Şimdiye kadar benimsenen modelleme stratejisi aşağıdaki gibidir:
Rastgele bir etki tahmin edin, nedensel değişkenin ortak değişken olarak ve diğer değişkenlerin kontrol ortak değişkenleri olarak kullanıldığı Poisson modeli. Bu modelin 'log (birimler)' e (kodlama birimleri) eşit bir ofseti vardır. Nesneler arasında rastgele efektler alınır (konulara filme özgü sayımlar yerleştirilir). Nedensel hipotezi doğruladık (nedensel değişkenin sig katsayısı). Tahminlerde R'de lme4 paketini, özellikle glmer fonksiyonunu kullandık.

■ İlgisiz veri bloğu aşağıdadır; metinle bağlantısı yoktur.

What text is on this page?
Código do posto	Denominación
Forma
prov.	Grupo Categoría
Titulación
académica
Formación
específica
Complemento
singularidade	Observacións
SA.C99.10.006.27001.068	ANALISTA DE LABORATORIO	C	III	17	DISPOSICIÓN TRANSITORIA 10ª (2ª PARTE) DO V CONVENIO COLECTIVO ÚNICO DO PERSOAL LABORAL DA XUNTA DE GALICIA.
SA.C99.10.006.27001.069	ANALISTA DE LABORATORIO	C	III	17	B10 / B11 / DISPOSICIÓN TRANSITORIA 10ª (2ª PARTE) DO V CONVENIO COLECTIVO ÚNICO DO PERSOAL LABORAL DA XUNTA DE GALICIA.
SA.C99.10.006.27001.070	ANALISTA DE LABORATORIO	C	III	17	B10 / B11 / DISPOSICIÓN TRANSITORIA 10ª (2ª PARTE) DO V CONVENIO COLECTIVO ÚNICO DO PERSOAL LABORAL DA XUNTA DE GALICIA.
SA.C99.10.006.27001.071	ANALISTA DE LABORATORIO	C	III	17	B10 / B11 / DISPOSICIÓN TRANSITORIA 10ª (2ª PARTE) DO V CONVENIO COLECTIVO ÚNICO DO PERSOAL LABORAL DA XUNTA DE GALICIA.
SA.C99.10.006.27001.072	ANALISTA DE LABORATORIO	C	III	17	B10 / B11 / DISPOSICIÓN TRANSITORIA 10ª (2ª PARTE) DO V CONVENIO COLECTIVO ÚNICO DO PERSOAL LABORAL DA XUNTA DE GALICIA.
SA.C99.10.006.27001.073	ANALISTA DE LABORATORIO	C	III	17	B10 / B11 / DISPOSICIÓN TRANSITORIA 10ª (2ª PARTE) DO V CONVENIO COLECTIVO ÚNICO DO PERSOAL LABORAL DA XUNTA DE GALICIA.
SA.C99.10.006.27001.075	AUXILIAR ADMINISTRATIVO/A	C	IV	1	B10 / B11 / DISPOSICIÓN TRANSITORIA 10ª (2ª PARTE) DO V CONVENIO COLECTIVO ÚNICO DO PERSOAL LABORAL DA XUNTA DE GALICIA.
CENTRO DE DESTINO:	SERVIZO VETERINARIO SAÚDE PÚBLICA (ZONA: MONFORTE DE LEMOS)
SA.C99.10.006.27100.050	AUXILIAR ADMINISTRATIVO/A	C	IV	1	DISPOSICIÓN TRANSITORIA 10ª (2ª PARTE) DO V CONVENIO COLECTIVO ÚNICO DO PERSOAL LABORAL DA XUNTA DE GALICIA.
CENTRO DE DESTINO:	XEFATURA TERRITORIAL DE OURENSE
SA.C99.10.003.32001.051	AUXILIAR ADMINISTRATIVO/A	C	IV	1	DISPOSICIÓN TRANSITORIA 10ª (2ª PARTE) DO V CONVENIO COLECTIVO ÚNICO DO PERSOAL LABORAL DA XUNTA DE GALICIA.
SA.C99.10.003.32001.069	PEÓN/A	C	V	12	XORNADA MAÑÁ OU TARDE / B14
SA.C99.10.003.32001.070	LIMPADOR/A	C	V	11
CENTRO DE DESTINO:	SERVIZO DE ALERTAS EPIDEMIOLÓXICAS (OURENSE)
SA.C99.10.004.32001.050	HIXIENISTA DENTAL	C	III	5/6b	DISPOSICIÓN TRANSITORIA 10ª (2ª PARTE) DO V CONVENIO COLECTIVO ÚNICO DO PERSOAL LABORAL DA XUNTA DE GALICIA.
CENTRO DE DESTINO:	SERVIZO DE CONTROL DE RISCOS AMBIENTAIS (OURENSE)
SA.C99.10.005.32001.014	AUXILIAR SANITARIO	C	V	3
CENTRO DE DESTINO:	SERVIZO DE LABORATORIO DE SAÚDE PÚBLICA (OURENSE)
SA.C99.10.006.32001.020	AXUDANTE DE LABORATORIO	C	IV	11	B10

Şimdi aşağıdaki sorularım var. Poisson regresyonunda yaygın bir sorun aşırı dağılımdır. Bunun negatif bir binom regresyonu kullanılarak test edilebileceğini ve dağılım parametresinin basit bir Poisson modelinin model uyumunu geliştirip geliştirmediğini değerlendirerek biliyorum. Ancak, bunu rastgele bir etki bağlamında nasıl yapacağımı bilmiyorum.
- Durumumda aşırı dağılım için nasıl test yapmalıyım? Ben nasıl sığacağımı biliyorum basit bir Poisson / negatif binom regresyon (rastgele etkileri olmadan) aşırı dağılım test. Test aşırı dispersiyonun varlığını düşündürmektedir. Ancak bu modeller kümelemeyi dikkate almadığı için bu testin yanlış olduğunu düşünüyorum. Ayrıca aşırı dağılım testleri için ofsetin rolü hakkında emin değilim.
- Negatif bir binom rastgele etki regresyon modeli gibi bir şey var mı ve R'ye nasıl uymalıyım?
- Veriler üzerinde denemem gereken alternatif modeller için önerileriniz var mı, yani tekrarlanan ölçüm yapısını, değişkenleri ve pozlamayı (kodlama birimleri) dikkate alarak?